Journal/Glenn Osmundson
Number 22, Asante Samuel, and his Patriot shadow celebrate his fourth-quarter touchdown. Pats beat the Jacksonville Jaguars 28 to 3 yesterday in wild-card playoff game in Foxboro. Samuel picked off a Byron Leftwich pass and took it 73 yards for a touchdown.
Jacksonville gives chowdah heads a laugh: A bizarre reaction from David Whitley at the Orlando Sentinel:
It would have been the most upsetting upset in recent NFL history. But the class warfare made it special.
Boston is home to Harvard. Jacksonville is home to Whitey's Fish Camp.
Boston is where the Articles of Peace with England were written.
Jacksonville is where Gimme Three Steps was written. That's the attitude Jacksonville faced from everybody from bookies to Kennedys. How great would it have been to see the bumpkins rise up and snow on New England's uppity parade?
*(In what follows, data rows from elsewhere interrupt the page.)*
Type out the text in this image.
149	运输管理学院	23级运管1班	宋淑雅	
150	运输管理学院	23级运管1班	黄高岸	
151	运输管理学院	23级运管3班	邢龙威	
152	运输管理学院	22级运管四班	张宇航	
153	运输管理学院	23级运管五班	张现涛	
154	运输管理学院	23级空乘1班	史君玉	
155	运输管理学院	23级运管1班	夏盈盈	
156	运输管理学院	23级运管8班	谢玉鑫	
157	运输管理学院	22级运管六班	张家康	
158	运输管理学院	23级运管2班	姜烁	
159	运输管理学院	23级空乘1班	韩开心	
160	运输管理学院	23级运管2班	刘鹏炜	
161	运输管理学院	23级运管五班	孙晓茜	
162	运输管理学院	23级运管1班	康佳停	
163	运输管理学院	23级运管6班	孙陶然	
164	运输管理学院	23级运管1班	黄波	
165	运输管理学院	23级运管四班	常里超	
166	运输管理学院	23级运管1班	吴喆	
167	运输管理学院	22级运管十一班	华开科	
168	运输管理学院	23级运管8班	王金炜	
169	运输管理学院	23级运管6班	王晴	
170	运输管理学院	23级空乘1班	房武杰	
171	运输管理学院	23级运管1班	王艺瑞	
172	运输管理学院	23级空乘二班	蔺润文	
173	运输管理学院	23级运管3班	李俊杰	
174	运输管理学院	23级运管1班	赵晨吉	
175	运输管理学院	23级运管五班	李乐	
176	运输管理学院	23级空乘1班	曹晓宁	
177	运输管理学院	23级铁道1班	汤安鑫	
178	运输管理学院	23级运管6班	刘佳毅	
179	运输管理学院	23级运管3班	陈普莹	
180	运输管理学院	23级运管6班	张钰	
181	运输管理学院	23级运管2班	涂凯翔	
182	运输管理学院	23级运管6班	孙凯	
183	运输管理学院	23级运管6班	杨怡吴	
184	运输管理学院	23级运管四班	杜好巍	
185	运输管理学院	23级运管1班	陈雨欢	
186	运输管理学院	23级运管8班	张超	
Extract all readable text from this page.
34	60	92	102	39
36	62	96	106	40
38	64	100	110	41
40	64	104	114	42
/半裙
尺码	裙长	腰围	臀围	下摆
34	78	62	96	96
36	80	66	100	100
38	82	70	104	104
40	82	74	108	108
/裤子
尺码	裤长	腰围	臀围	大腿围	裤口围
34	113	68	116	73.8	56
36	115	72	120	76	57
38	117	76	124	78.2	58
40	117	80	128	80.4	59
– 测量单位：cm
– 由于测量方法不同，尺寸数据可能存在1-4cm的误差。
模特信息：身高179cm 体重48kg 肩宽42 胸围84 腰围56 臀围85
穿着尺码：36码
The whole thing has a stinging, sullen, resentful tone that imagines New Englanders as rich fops. The Patriots unite everybody here -- from the stool-squatters in the dingiest burnout bars to the tailgaters with wicker picnic baskets, we all whoop and groan together.
Get over it. It's not about class. Your coach played Limpy the quarterback way too long.
From Bob Kravitz at the Indy Star -- the Colts home paper -- comes, "Patriots no longer look so ripe for the picking":
As long as this team is breathing, it's a threat to reach the Super Bowl. It doesn't matter if half of the team's buses get lost on the way to the game and end up in a back alley in Fort Wayne. Somehow, Belichick, now 12-1 in the postseason, will take a couple of peanut vendors and a parking lot attendant, teach them how to play defense and win the football game.
They've still got the pedigree. They've still got the experience; the 53-man roster includes 37 who own at least one Super Bowl ring. And, oh yeah, they've still got Brady, who is 10-0 in the playoffs.
And dates models/starlets.
Not that we're jealous.
Well, we know Indy is jealous, jealous of those Super Bowl titles. And if Cincinnati beats Pittsburgh today (4:30 p.m. on CBS), the real Super Bowl happens under the dome at Indy next Sunday.